Vote of No Confidence Passes With Historic Number of Votes
Yesterday, the Cîțu government fell with 281 votes for, a historic score for a vote of no confidence in Romania. The former junior partners, USR-PLUS, voted against Cîțu, as did the PSD and AUR. PNL and UDMR (the party of the Hungarian minority, also a PNL junior partner) abstained from voting. As of this writing, Cîțu remains in power as a interim PM, without full powers.
The joint-house session was a bizarre spectacle. Cîțu, for his part, clearly somewhat distressed, ranted incoherently on morality, and accused AUR of being neo-Fascists (good!) and USR-PLUS of being extremist, anti-semitic socialists (???). He blamed everything on his former junior partners and boasted about his government’s stats, like GDP growth and balancing the budget (the PNL’s traditional obsessions), which he seems unaware that the overwhelming majority of people neither care about, nor benefit from. He did not mention the stats he should be less proud about – like the record number of people burning in hospitals (of which there were at least three during his reign, all resulting in casualties). Just as a comparison to highlight the double standard at play here, in 2015 the Ponta government was brought down by one single club fire – the infamous Colectiv incident. Needless to say, the club was not run by the government.
Ciolacu, the leader of the PSD, was unnecessarily rambly but ultimately made his points: Cîțu’s term in office was marked primarily by continuations of Orban’s indolent policies, while politicians minded their own internal power struggles. Extreme price inflation and authoritarian and inconsistent COVID-19 measures, such as school closures and the vaccination back-and-forth, were his main criticisms. Former PM Grindeanu added the accusation to the USR leadership of having used their stake in the government to atempt to privatise the healthcare system – a valid criticism.
Overall, the PSD did something unintelligible to me – they antagonised all other parties except the UDMR, with whom they perhaps hope to renew a partnership in power. The UDMR itself called for responsibility and temperance in a tedious speech – apparently they again seek to have it both ways. No surprises there.
AUR co-leader Târziu strongly criticised both the ruling coalition parties (but was not particularly virulent towards the USR – wonder what talks are being had on that front) and the PSD and talked about early elections, social crises, hypocrisy of the PNL and Cîțu. He was heckled and called a Legionnaire (slyly remarking upon this that “if I were a Legionnaire, I would have went about this business differently… As I am today, only with words”).

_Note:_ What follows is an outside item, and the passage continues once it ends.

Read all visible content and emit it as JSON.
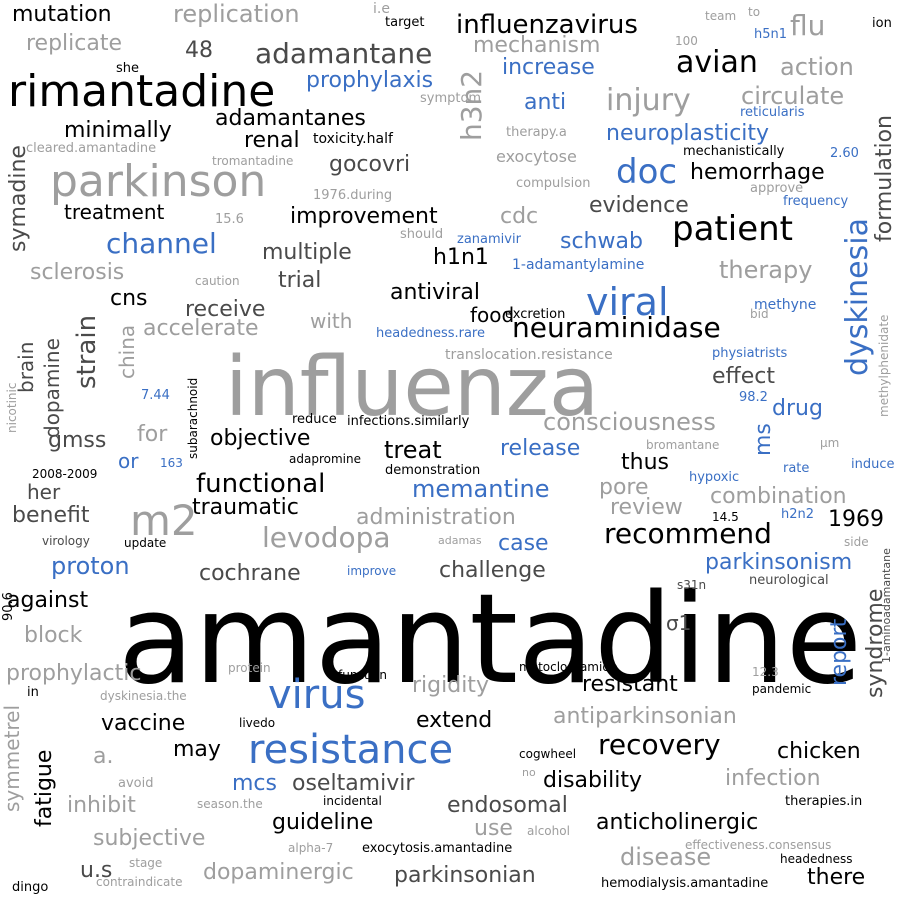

Șoșoacă (ex-AUR – so extreme as to be counter-productive? She recently declared that the COVID vaccine will render one sterile for three generations – wonder how that works) was booed, called herself a warrior princess, and levelled racist rhetoric against Raed Arafat, the architect of the disastrous response to COVID, perhaps deflecting her supporters' wrath to an admittedly controversial but ultimately bureaucratic and politically subservient character, all the while ranting about putting her enemies in sacks and throwing them into the river, as well as other assorted nonsense. A “worthy” successor to the incoherent and rambly Corneliu Vadim-Tudor indeed, though I wonder how far this brand of populist xenophobic rhetoric can be stretched. The more menacing, subdued crypto-Fascism of her former colleagues seems to me much more frequentable and effective, made so by their thin veneer of respectability and plausible deniability.
But all in all, it seems the catastrophic scenario I was afraid of is closer to passing than I would have liked: both AUR and Ciolacu are calling for early elections. It really seems to me absolutely irresponsible and hypocritical to accuse the government of neglecting the people while engaged in a power struggle, and now calling for people to return to the urns. Given his latest interventions, and obvious PNL partisanship, I have very low expectations from Iohannis to solve this crisis of (partially-) his own making.
Let’s not beat around the bush – we all know how this ends. The PSD is either delusionally overconfident, or in league with AUR. In either case they are committing a historic mistake – risking to consign the last remaining (nominally) social-democratic party in Romania to the dustbin of history. What happens when the choice is neoliberal foreign-capital domination or Fascist isolationist auto-brutalisation? Our neighbours are testament to that. Do we really want to roll back all our gains, all our freedoms and the opportunity of building a better world, just to hear a nicer story about ourselves?